The SPAR program was created in August 1942 as part of the Navy. The Coast Guard is a separate branch of the American military until a time of war when it becomes part of the Navy.

As a college graduate, Hook automatically became an officer. In Boston her communications department was tasked with de-coding messages before deciding to whom they should be sent. In her supervisory position Hook proofed each message before sending it to bases in the United States and Hawaii.

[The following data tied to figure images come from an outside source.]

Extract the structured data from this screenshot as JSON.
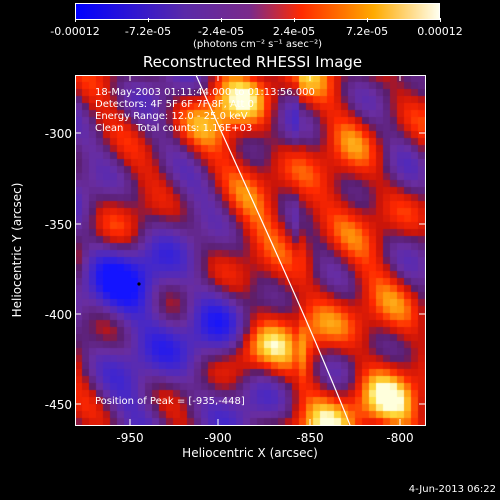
{
  "colorbar": {
    "tick_labels": [
      "-0.00012",
      "-7.2e-05",
      "-2.4e-05",
      "2.4e-05",
      "7.2e-05",
      "0.00012"
    ],
    "unit_label": "(photons cm⁻² s⁻¹ asec⁻²)",
    "range": [
      -0.00012,
      0.00012
    ],
    "colors": [
      "#0000ff",
      "#5a2aa8",
      "#7a2a8a",
      "#ff2a00",
      "#ffaa00",
      "#ffffee"
    ]
  },
  "plot": {
    "title": "Reconstructed RHESSI Image",
    "info_lines": [
      "18-May-2003 01:11:44.000 to 01:13:56.000",
      "Detectors: 4F 5F 6F 7F 8F, Att 0",
      "Energy Range: 12.0 - 25.0 keV",
      "Clean    Total counts: 1.16E+03"
    ],
    "peak_label": "Position of Peak = [-935,-448]",
    "xlabel": "Heliocentric X (arcsec)",
    "ylabel": "Heliocentric Y (arcsec)",
    "x_ticks": [
      "-950",
      "-900",
      "-850",
      "-800"
    ],
    "y_ticks": [
      "-300",
      "-350",
      "-400",
      "-450"
    ]
  },
  "footer_timestamp": "4-Jun-2013 06:22",
  "chart_data": {
    "type": "heatmap",
    "title": "Reconstructed RHESSI Image",
    "xlabel": "Heliocentric X (arcsec)",
    "ylabel": "Heliocentric Y (arcsec)",
    "xlim": [
      -975,
      -785
    ],
    "ylim": [
      -462,
      -268
    ],
    "x_ticks": [
      -950,
      -900,
      -850,
      -800
    ],
    "y_ticks": [
      -300,
      -350,
      -400,
      -450
    ],
    "colorbar_range": [
      -0.00012,
      0.00012
    ],
    "peak_position": [
      -935,
      -448
    ]
  }
}
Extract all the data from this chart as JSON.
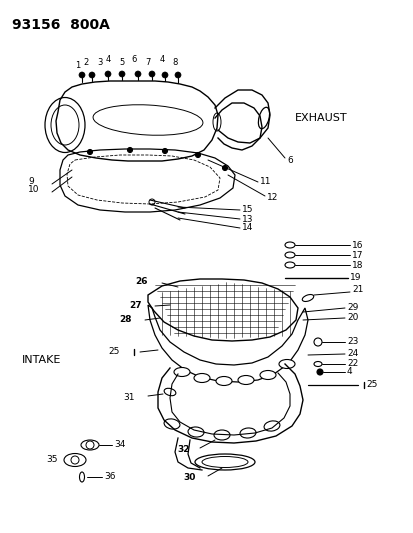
{
  "title": "93156  800A",
  "bg": "#ffffff",
  "fg": "#000000",
  "exhaust_label": "EXHAUST",
  "intake_label": "INTAKE",
  "fig_w": 4.14,
  "fig_h": 5.33,
  "dpi": 100
}
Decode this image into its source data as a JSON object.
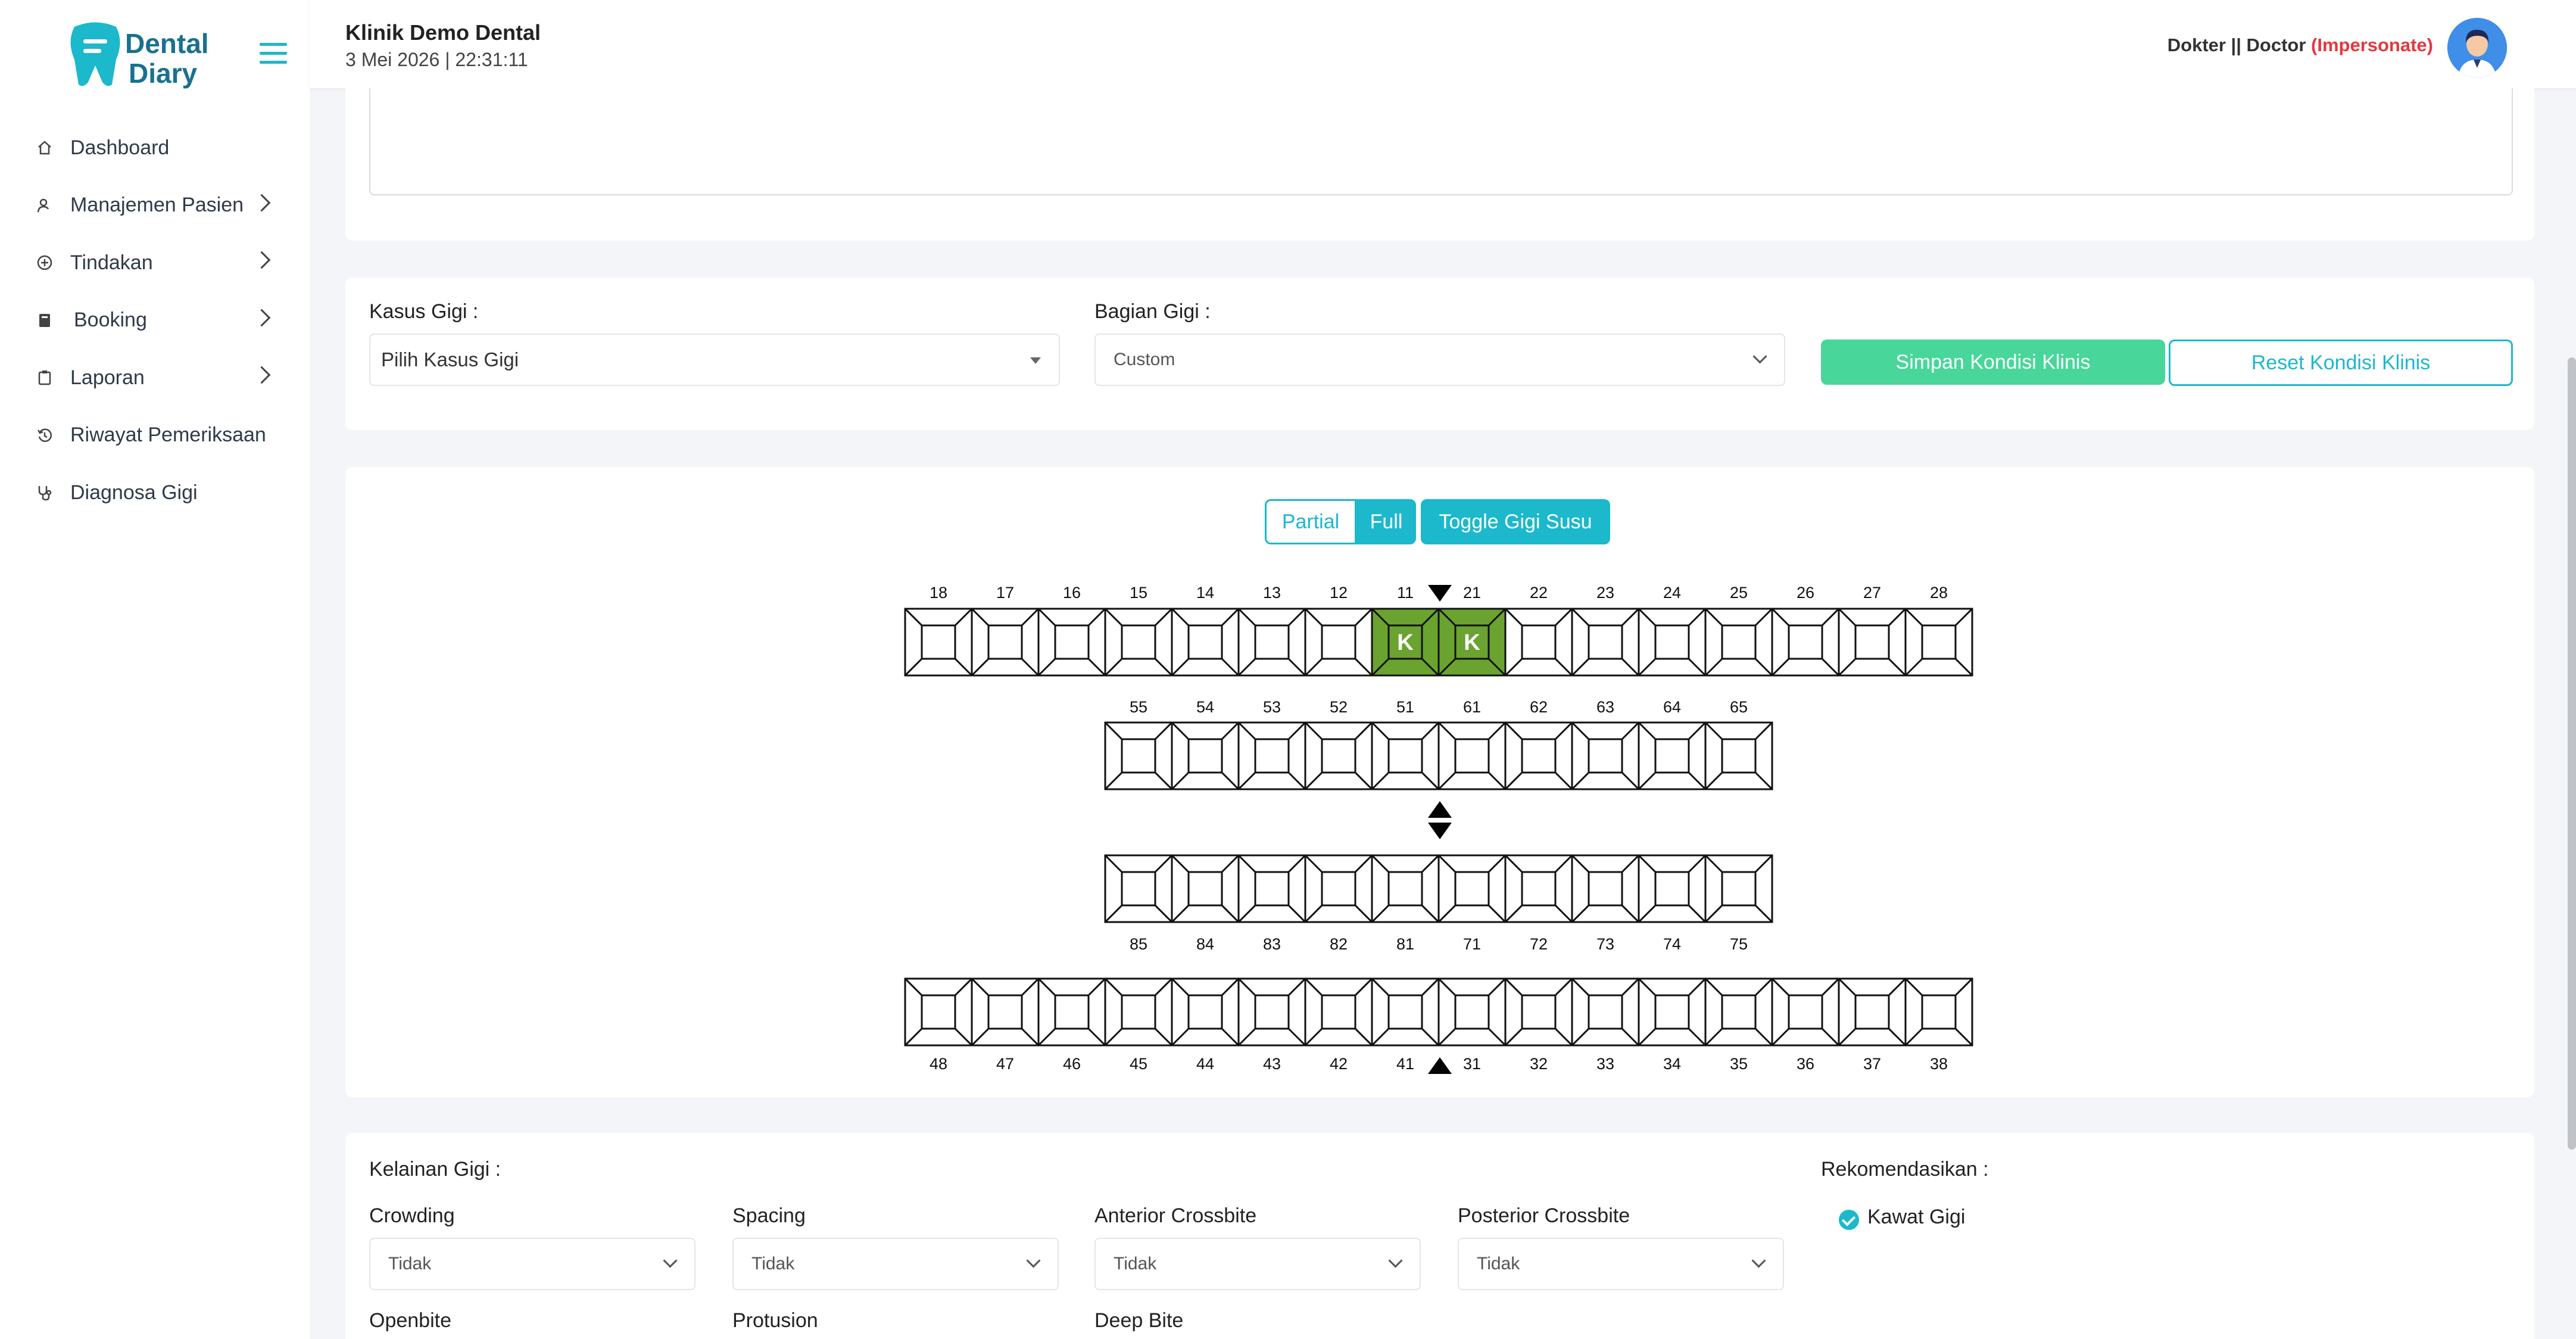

Daily, military personnel applied new codes for which the staff had to be informed; no tags or names were attached to any message. “Our reference books contained keys to codes used at every American military installation around the world,” she said. “It was all top secret.”

As the SPARs received training, they enabled men who had held the jobs to be sent overseas.

Hook never encountered direct resentment by the men. “Most of them accepted the work of the SPARs as valuable,” she said. “We never had trouble as long as we did our jobs well.”

Hook wrote letters home, but didn’t feel homesick. “Since I had been on my own after college, I was already an independent spirit,” she said. “Plus, I felt I should be doing something to help the United States as a loyal citizen. I always tried to do above average at my job.”

Hook was serving with the Coast Guard in Hawaii when the Japanese surrendered to the Allied forces in September 1945. The war was over.

After her discharge, Hook used the GI bill to earn a Master’s Degree in Education at Purdue University. She taught English at Central High School in Fort Wayne, Indiana.

Hook married Miles Davis, a pharmacist from Huntington, Indiana. The couple became parents to two sons. “I really enjoyed my military service,” she said. “I still feel a great loyalty to my country and the Coast Guard.”